Analysis of infection status

  • So far, spreading of infection has mainly been observed in metropolitan areas; however, it has also been observed in local regions. In the past 1 week, approximately 20% of all infected persons were in Tokyo and nearly 15% were in Osaka. The infected persons in these 2 areas account for 1/3rd of all persons infected in Japan. Furthermore, the infected persons in Hokkaido, Saitama, Chiba, Tokyo, Kanagawa, Aichi, Kyoto, Osaka, and Hyogo account for approximately 75% of all infected persons in Japan. Firstly, the infection continues/spreads in places with a large population, and then spreads to local regions. It becomes difficult to control the infection in local regions if the infection in large cities is not controlled. It is necessary to immediately suppress the spreading and continuation of the infection in large cities and to prevent the spread of infection in local regions.
  • In recent cases of spreading of the infection, clusters related to restaurants or nightclubs serving food and drinks and hospitality services, which have been used for year-end parties, are increasing, especially in local regions. Scenes of eating and drinking have already been identified as places where the infection spread, also outside Japan. As seen in Materials 2-3 of the Advisory Board dated December 3, it is reported that restaurants are places with a high risk of infection (Chang S, et al., Nature 2020). In Sapporo, it has been suggested that shortening of business hours in entertainment districts to finish earlier may reduce infections. On the other hand, it is difficult to trace a link in large cities such as Tokyo because many unspecified people visit restaurants, and it is difficult to identify them as the infection sources. Therefore, such places may be involved in continuation of infection.
  • There are also more cases of infection among people in their 20s-50s who are active in social activities such as eating and drinking compared to those in other age groups. Since these age groups often do not exhibit any symptoms or only mild symptoms, even when infected, they have spread the infection unintentionally, and this spread is considered to have caused infections at home, and in medical institutions and facilities for elderly people, leading to the increase in severe patients.

Necessary measures

  • Various measures have already been taken in regions where the infection has spread. If the infection status does not improve, it is necessary to discuss strengthening of the efforts to prevent the spread of infection, including coverage of a request to shorten the business hours of restaurants serving alcoholic beverages.
  • Infections have also occurred in regions where large-scale spreading of the infection has not yet been reported.

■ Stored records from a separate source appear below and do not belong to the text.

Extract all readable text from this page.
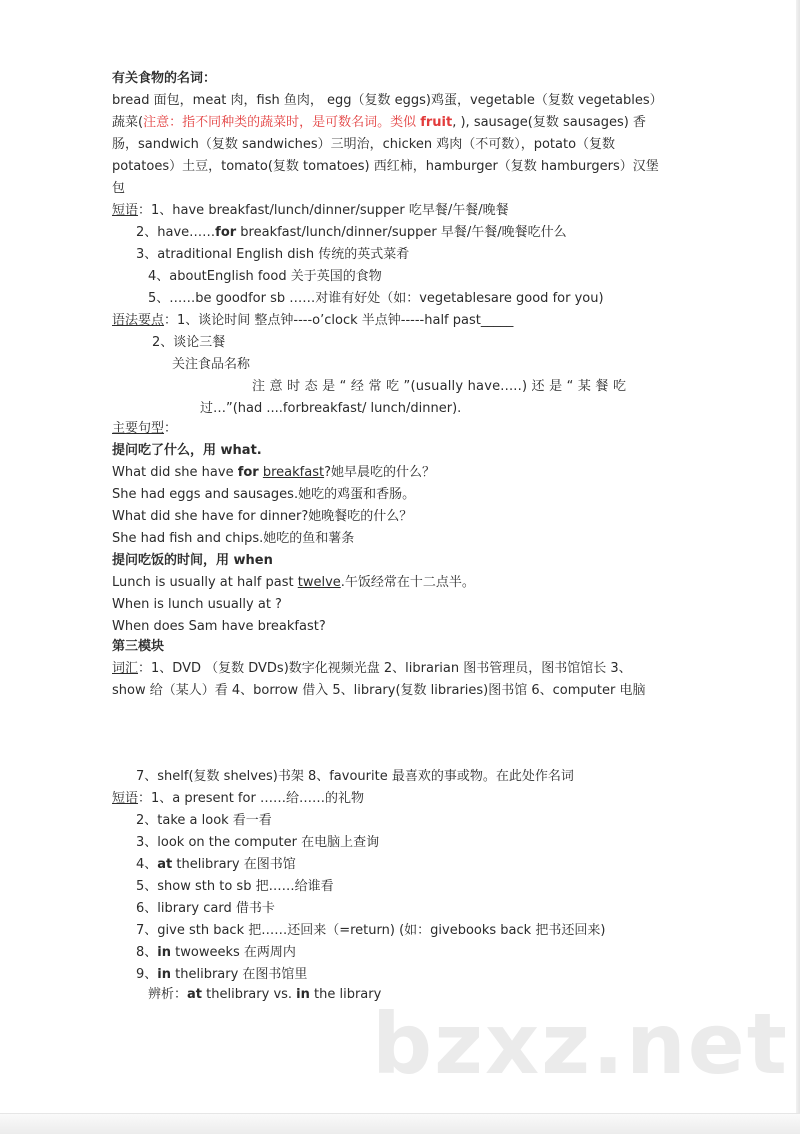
有关食物的名词：
bread 面包，meat 肉，fish 鱼肉， egg（复数 eggs)鸡蛋，vegetable（复数 vegetables）
蔬菜(注意：指不同种类的蔬菜时，是可数名词。类似 fruit, ), sausage(复数 sausages) 香
肠，sandwich（复数 sandwiches）三明治，chicken 鸡肉（不可数），potato（复数
potatoes）土豆，tomato(复数 tomatoes) 西红柿，hamburger（复数 hamburgers）汉堡
包
短语：1、have breakfast/lunch/dinner/supper 吃早餐/午餐/晚餐
2、have……for breakfast/lunch/dinner/supper 早餐/午餐/晚餐吃什么
3、atraditional English dish 传统的英式菜肴
4、aboutEnglish food 关于英国的食物
5、……be goodfor sb ……对谁有好处（如：vegetablesare good for you)
语法要点：1、谈论时间 整点钟----o’clock 半点钟-----half past_____
2、谈论三餐
关注食品名称
注 意 时 态 是 “ 经 常 吃 ”(usually have.....) 还 是 “ 某 餐 吃
过…”(had ....forbreakfast/ lunch/dinner).
主要句型：
提问吃了什么，用 what.
What did she have for breakfast?她早晨吃的什么？
She had eggs and sausages.她吃的鸡蛋和香肠。
What did she have for dinner?她晚餐吃的什么？
She had fish and chips.她吃的鱼和薯条
提问吃饭的时间，用 when
Lunch is usually at half past twelve.午饭经常在十二点半。
When is lunch usually at ?
When does Sam have breakfast?
第三模块
词汇：1、DVD （复数 DVDs)数字化视频光盘 2、librarian 图书管理员，图书馆馆长 3、
show 给（某人）看 4、borrow 借入 5、library(复数 libraries)图书馆 6、computer 电脑
7、shelf(复数 shelves)书架 8、favourite 最喜欢的事或物。在此处作名词
短语：1、a present for ……给……的礼物
2、take a look 看一看
3、look on the computer 在电脑上查询
4、at thelibrary 在图书馆
5、show sth to sb 把……给谁看
6、library card 借书卡
7、give sth back 把……还回来（=return) (如：givebooks back 把书还回来)
8、in twoweeks 在两周内
9、in thelibrary 在图书馆里
辨析：at thelibrary vs. in the library
bzxz.net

The medical care provision system may deteriorate rapidly in regions where the system is relatively weak and rapid spreading of infection can occur, and it is therefore necessary to immediately prepare/secure the medical care provision system, including accommodation facilities.
  • Increased infections during the New Year holiday season may lead to a crisis of the entire medical care provision system. Prompt implementation of appropriate measures based on the infection status and the preparation for measures are required. It is also necessary for citizens to spend their time quietly during the New Year holidays to avoid causing the spreading of the infection at New Year parties, end-of-year parties, and homecoming visits. Appropriate messages to citizens are required.
  • Based on the previous recommendations from the Subcommittee to the government, the discussion at the government headquarters on December 14 presented the efforts to strengthen the preventive measures throughout the beginning of the new year. It is necessary to carefully monitor the effects of these efforts and promote the evaluation and analysis of the infection status. Based on these, necessary measures should be considered if such efforts are found to be insufficient.